No idea mate, sorry. I've got a bottle of all-in-one mix from TNC which I almost never use anyway... gone through about 200ml in 2.5 years. Completely ignorant when it comes to dosing.


----------



## Henry (29 Apr 2013)

I refer back to my post on CO2 or reducing light. I've been successful growing plants in soil in virtual darkness, due to the low light limiting the need for CO2 and high levels of nutrients.

What are the dimensions of the tank? What lights are you using? What means of providing flow do you have?

I ask this because I ran a large soil based tank for a while. The tank was being run without a filter, just plenty of floating duckweed. The tank was heavily stocked. Some plants grew well, some not at all. As soon as I halved the lighting and added a filter, all of the plants took off and looked much healthier.


----------



## Paul195 (29 Apr 2013)

To be honest I have been considering using liquid C02 anyway as I worked it out being reasonable costs on my 200L using the AE neutro C02 gear. Also they do a product called neutro T which is supposed to be ferts for low tech tanks but I noticed it doesn't have any macro ferts...why is this? and should I consider it instead of dry ferts (macro's & micro's).


----------



## Paul195 (29 Apr 2013)

Sorry, I have so many questions, I am asking a new one before you have a chance to answer my last! apologies.


----------



## Paul195 (29 Apr 2013)

> What are the dimensions of the tank? What lights are you using? What means of providing flow do you have?

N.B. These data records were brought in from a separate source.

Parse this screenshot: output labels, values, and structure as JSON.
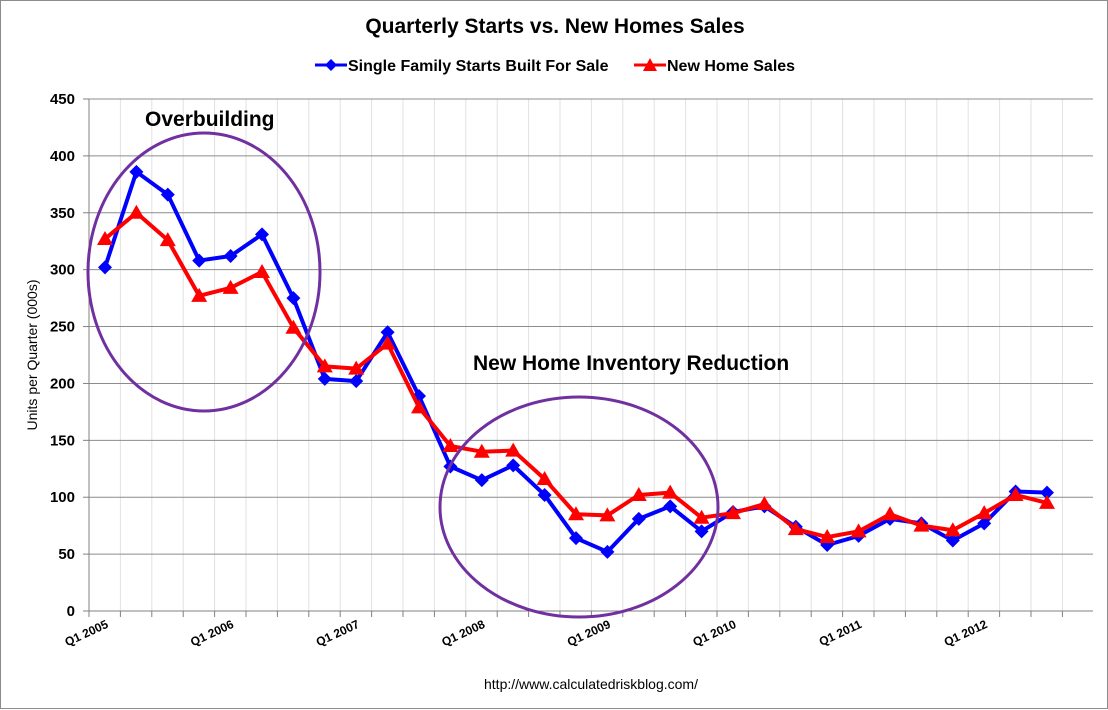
{
  "chart_data": {
    "type": "line",
    "title": "Quarterly Starts vs. New Homes Sales",
    "ylabel": "Units per Quarter (000s)",
    "xlabel": "",
    "ylim": [
      0,
      450
    ],
    "yticks": [
      "0",
      "50",
      "100",
      "150",
      "200",
      "250",
      "300",
      "350",
      "400",
      "450"
    ],
    "grid": "horizontal",
    "legend_position": "top-center",
    "categories": [
      "Q1 2005",
      "Q2 2005",
      "Q3 2005",
      "Q4 2005",
      "Q1 2006",
      "Q2 2006",
      "Q3 2006",
      "Q4 2006",
      "Q1 2007",
      "Q2 2007",
      "Q3 2007",
      "Q4 2007",
      "Q1 2008",
      "Q2 2008",
      "Q3 2008",
      "Q4 2008",
      "Q1 2009",
      "Q2 2009",
      "Q3 2009",
      "Q4 2009",
      "Q1 2010",
      "Q2 2010",
      "Q3 2010",
      "Q4 2010",
      "Q1 2011",
      "Q2 2011",
      "Q3 2011",
      "Q4 2011",
      "Q1 2012",
      "Q2 2012",
      "Q3 2012"
    ],
    "xtick_labels": [
      "Q1 2005",
      "Q1 2006",
      "Q1 2007",
      "Q1 2008",
      "Q1 2009",
      "Q1 2010",
      "Q1 2011",
      "Q1 2012"
    ],
    "series": [
      {
        "name": "Single Family Starts Built For Sale",
        "color": "#0000ff",
        "marker": "diamond",
        "values": [
          302,
          386,
          366,
          308,
          312,
          331,
          275,
          204,
          202,
          245,
          189,
          127,
          115,
          128,
          102,
          64,
          52,
          81,
          92,
          70,
          87,
          92,
          74,
          58,
          66,
          81,
          77,
          62,
          77,
          105,
          104
        ]
      },
      {
        "name": "New Home Sales",
        "color": "#ff0000",
        "marker": "triangle",
        "values": [
          327,
          350,
          326,
          277,
          284,
          298,
          249,
          215,
          213,
          235,
          179,
          145,
          140,
          141,
          116,
          85,
          84,
          102,
          104,
          82,
          86,
          94,
          72,
          65,
          70,
          85,
          75,
          71,
          86,
          102,
          95
        ]
      }
    ],
    "annotations": [
      {
        "text": "Overbuilding"
      },
      {
        "text": "New Home Inventory Reduction"
      }
    ],
    "source": "http://www.calculatedriskblog.com/"
  }
}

5ftx1ftx1ft (approx 200L), 1x 58W T8 with reflector for 8 hours, 6x turnover external canister filter with custom extended spraybar across full width. No fish yet just the plants above.

Perhaps adding both C02 and ferts is the way forward.

P


----------



## Henry (29 Apr 2013)

I don't think nutrient levels in a low tech tank should be an issue when using the low tech method. At most, some trace once a week will help provide the plants with anything they can't get from fish waste. Large weekly water changes will help too.


----------



## BigTom (29 Apr 2013)

Paul195 said:


> Sorry, I have so many questions, I am asking a new one before you have a chance to answer my last! apologies.


 
This is possibly going to sound a bit patronising (and isn't at all meant to be!), but one of the most important skills for low tech planted aquarium success is patience. The joy of soil tanks is being able to watch your plants flourish with the bare minimum of fussing and worrying. My advice would be to stop worrying too much about splurging on co2 and dosing equipment, and instead to sit back and watch what your plants do over the next few weeks. One or two species may not do well or die off, but I'm willing to bet the majority will happily settle in after a while longer and get on with growing at their own pace.


----------



## Paul195 (29 Apr 2013)

> The joy of soil tanks is being able to watch your plants flourish with the bare minimum of fussing and worrying. My advice would be to stop worrying too much about splurging on co2 and dosing equipment, and instead to sit back and watch what your plants do over the next few weeks


Point taken ...I just want to see all of the plants that I spent a small fortune on doing well (hence letting me know that I am not failing). I shall see what happens over the next few weeks. 
Many thanks for all your advice and time.

Paul


----------



## Henry (29 Apr 2013)

Very good point Tom. 
Paul, I think you would benefit greatly from reading up on the 'Walstad method'.


----------